Las mujeres con quienes yo he trabajado y que llevan veinte anos o más lejos de casa siempre rompen a llorar cuando vuelven a poner por primera vez los 
pies en ese terreno psíquico. Por distintas razones que en su momento parecían buenas, se habían pasado muchos años aceptando un exilio permanente de su  patria y habían olvidado lo inmensamente beneficioso que es el hecho de que la lluvia caiga sobre la tierra seca. 

Para algunas, el hogar es el inicio de una actividad. Algunas vuelven a cantar tras haberse pasado varios años sin encontrar ninguna razón para hacerlo.
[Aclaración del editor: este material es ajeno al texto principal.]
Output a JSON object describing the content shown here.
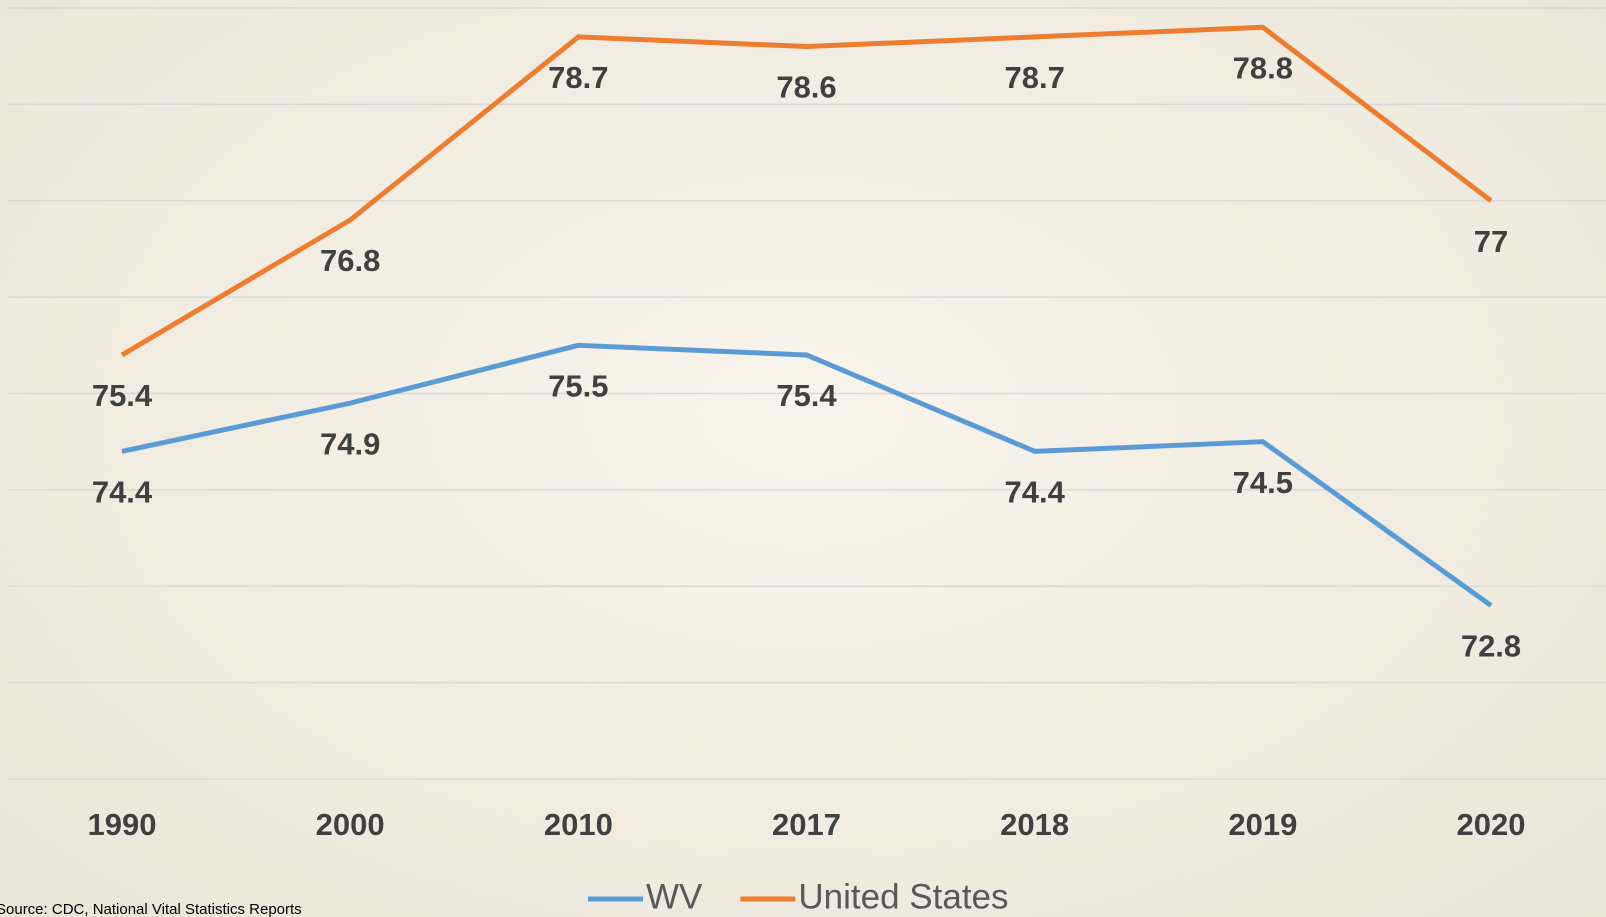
{
  "chart_data": {
    "type": "line",
    "categories": [
      "1990",
      "2000",
      "2010",
      "2017",
      "2018",
      "2019",
      "2020"
    ],
    "series": [
      {
        "name": "WV",
        "color": "#5b9bd5",
        "values": [
          74.4,
          74.9,
          75.5,
          75.4,
          74.4,
          74.5,
          72.8
        ]
      },
      {
        "name": "United States",
        "color": "#ed7d31",
        "values": [
          75.4,
          76.8,
          78.7,
          78.6,
          78.7,
          78.8,
          77
        ]
      }
    ],
    "ylim": [
      71,
      79
    ],
    "yticks": [
      71,
      72,
      73,
      74,
      75,
      76,
      77,
      78,
      79
    ],
    "grid": true,
    "source": "Source: CDC, National Vital Statistics Reports"
  }
}
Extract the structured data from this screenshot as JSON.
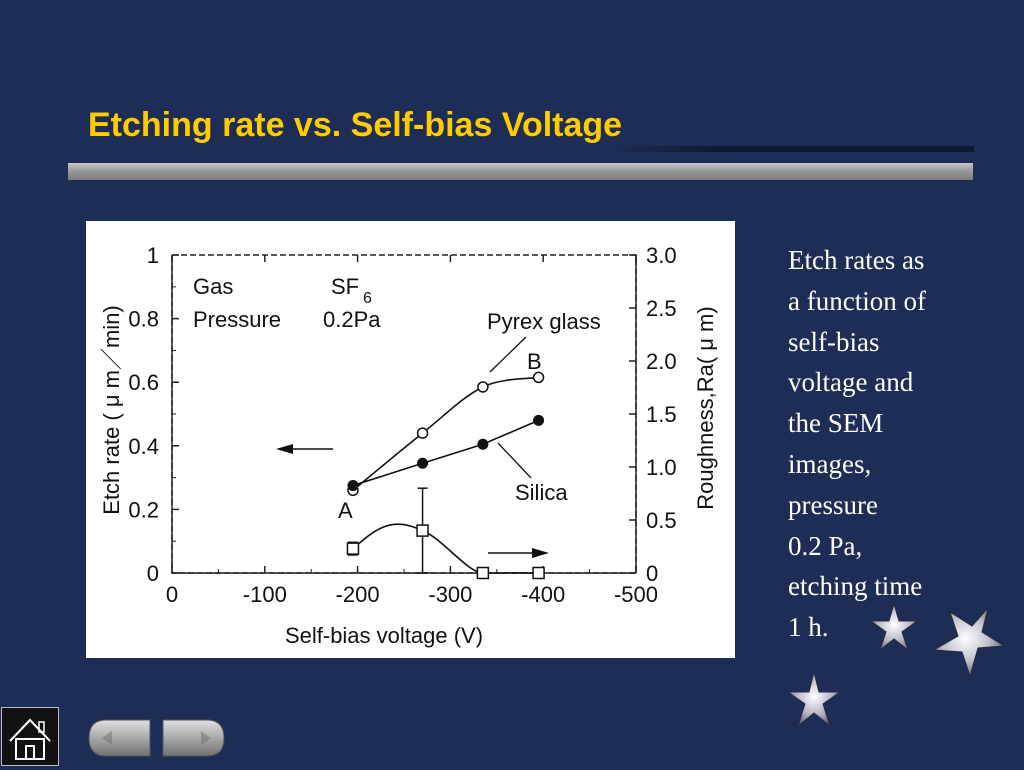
{
  "slide": {
    "title": "Etching rate vs. Self-bias Voltage",
    "background_color": "#1e2d55",
    "title_color": "#ffcc00"
  },
  "side_text": {
    "lines": [
      "Etch rates as",
      "a function of",
      "self-bias",
      "voltage and",
      "the SEM",
      "images,",
      "pressure",
      "0.2 Pa,",
      "etching time",
      "1 h."
    ]
  },
  "chart_data": {
    "type": "line",
    "xlabel": "Self-bias voltage (V)",
    "ylabel_left": "Etch rate ( μ m／min)",
    "ylabel_right": "Roughness,Ra( μ m)",
    "x_ticks": [
      "0",
      "-100",
      "-200",
      "-300",
      "-400",
      "-500"
    ],
    "y_left_ticks": [
      "0",
      "0.2",
      "0.4",
      "0.6",
      "0.8",
      "1"
    ],
    "y_right_ticks": [
      "0",
      "0.5",
      "1.0",
      "1.5",
      "2.0",
      "2.5",
      "3.0"
    ],
    "xlim": [
      0,
      -500
    ],
    "ylim_left": [
      0,
      1
    ],
    "ylim_right": [
      0,
      3.0
    ],
    "legend_gas_label": "Gas",
    "legend_gas_value": "SF",
    "legend_gas_subscript": "6",
    "legend_pressure_label": "Pressure",
    "legend_pressure_value": "0.2Pa",
    "series": [
      {
        "name": "Pyrex glass",
        "axis": "left",
        "marker": "open-circle",
        "x": [
          -195,
          -270,
          -335,
          -395
        ],
        "y": [
          0.26,
          0.44,
          0.585,
          0.615
        ]
      },
      {
        "name": "Silica",
        "axis": "left",
        "marker": "filled-circle",
        "x": [
          -195,
          -270,
          -335,
          -395
        ],
        "y": [
          0.275,
          0.345,
          0.405,
          0.48
        ]
      },
      {
        "name": "Roughness",
        "axis": "right",
        "marker": "open-square",
        "x": [
          -195,
          -270,
          -335,
          -395
        ],
        "y": [
          0.23,
          0.4,
          0.0,
          0.0
        ],
        "error_bars": [
          0.06,
          0.4,
          0,
          0
        ]
      }
    ],
    "annotations": [
      "A",
      "B"
    ]
  },
  "nav": {
    "home_icon": "home-icon",
    "prev_icon": "prev-arrow-icon",
    "next_icon": "next-arrow-icon"
  }
}
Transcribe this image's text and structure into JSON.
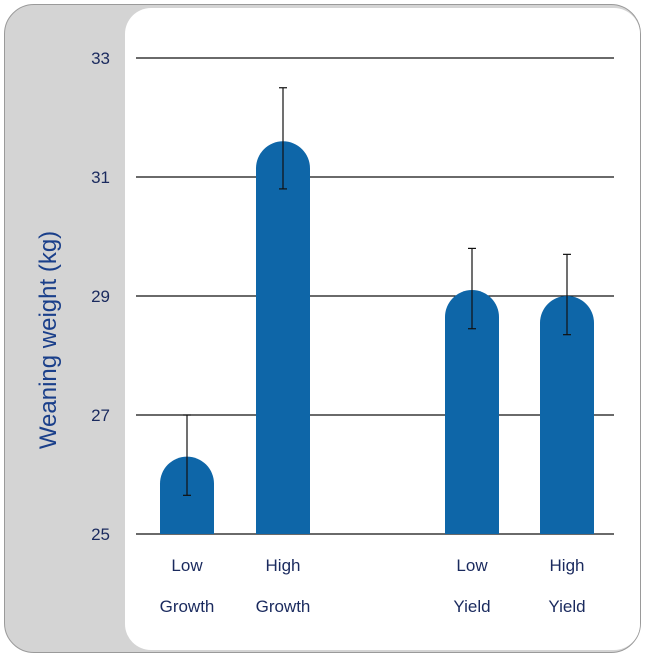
{
  "chart_data": {
    "type": "bar",
    "title": "",
    "ylabel": "Weaning weight (kg)",
    "xlabel": "",
    "ylim": [
      25,
      33
    ],
    "yticks": [
      "25",
      "27",
      "29",
      "31",
      "33"
    ],
    "grid": true,
    "bar_color": "#0e66a8",
    "categories": [
      {
        "line1": "Low",
        "line2": "Growth"
      },
      {
        "line1": "High",
        "line2": "Growth"
      },
      {
        "line1": "Low",
        "line2": "Yield"
      },
      {
        "line1": "High",
        "line2": "Yield"
      }
    ],
    "values": [
      26.3,
      31.6,
      29.1,
      29.0
    ],
    "error_high": [
      27.0,
      32.5,
      29.8,
      29.7
    ],
    "error_low": [
      25.65,
      30.8,
      28.45,
      28.35
    ]
  }
}
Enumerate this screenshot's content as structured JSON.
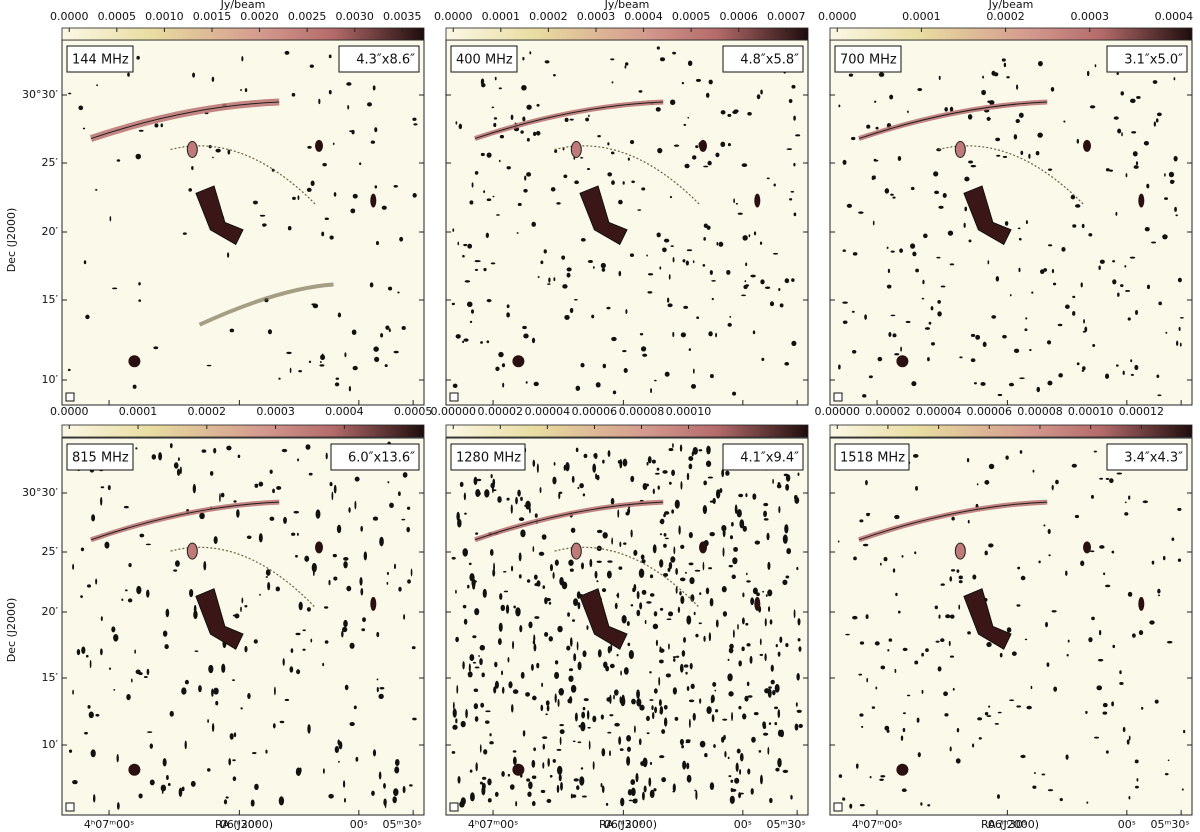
{
  "colorbar_label": "Jy/beam",
  "axis_labels": {
    "dec": "Dec (J2000)",
    "ra": "RA (J2000)"
  },
  "dec_ticks": [
    "30°30′",
    "25′",
    "20′",
    "15′",
    "10′"
  ],
  "ra_ticks": [
    "4ʰ07ᵐ00ˢ",
    "06ᵐ30ˢ",
    "00ˢ",
    "05ᵐ30ˢ"
  ],
  "panels": [
    {
      "frequency": "144 MHz",
      "beam": "4.3″x8.6″",
      "colorbar_ticks": [
        "0.0000",
        "0.0005",
        "0.0010",
        "0.0015",
        "0.0020",
        "0.0025",
        "0.0030",
        "0.0035"
      ]
    },
    {
      "frequency": "400 MHz",
      "beam": "4.8″x5.8″",
      "colorbar_ticks": [
        "0.0000",
        "0.0001",
        "0.0002",
        "0.0003",
        "0.0004",
        "0.0005",
        "0.0006",
        "0.0007"
      ]
    },
    {
      "frequency": "700 MHz",
      "beam": "3.1″x5.0″",
      "colorbar_ticks": [
        "0.0000",
        "0.0001",
        "0.0002",
        "0.0003",
        "0.0004"
      ]
    },
    {
      "frequency": "815 MHz",
      "beam": "6.0″x13.6″",
      "colorbar_ticks": [
        "0.0000",
        "0.0001",
        "0.0002",
        "0.0003",
        "0.0004",
        "0.0005"
      ]
    },
    {
      "frequency": "1280 MHz",
      "beam": "4.1″x9.4″",
      "colorbar_ticks": [
        "0.00000",
        "0.00002",
        "0.00004",
        "0.00006",
        "0.00008",
        "0.00010"
      ]
    },
    {
      "frequency": "1518 MHz",
      "beam": "3.4″x4.3″",
      "colorbar_ticks": [
        "0.00000",
        "0.00002",
        "0.00004",
        "0.00006",
        "0.00008",
        "0.00010",
        "0.00012"
      ]
    }
  ]
}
Se 
entregan al aprendizaje de algo que llevaban mucho tiempo deseando aprender. 

Buscan a personas y cosas perdidas de sus vidas. Recuperan la voz y escriben. Descansan. Hacen suyo un rincón del mundo. Toman grandes o extremas decisiones. Hacen algo que deja huella. 

Para algunas mujeres el hogar es un bosque, un desierto, un mar. En realidad, el hogar es holográfico. Se desarrolla en toda su plenitud incluso en un solo árbol, un solo cacto del escaparate de una tienda, un estanque de serenas 
aguas. Se desarrolla también en toda su potencia en una amarilla hoja caída sobre el asfalto, una roja maceta de arcilla que espera la plantación de una raíz o  una gota de agua sobre su tierra. Cuando una mujer se concentra con los ojos del alma, ve el hogar en muchísimos lugares.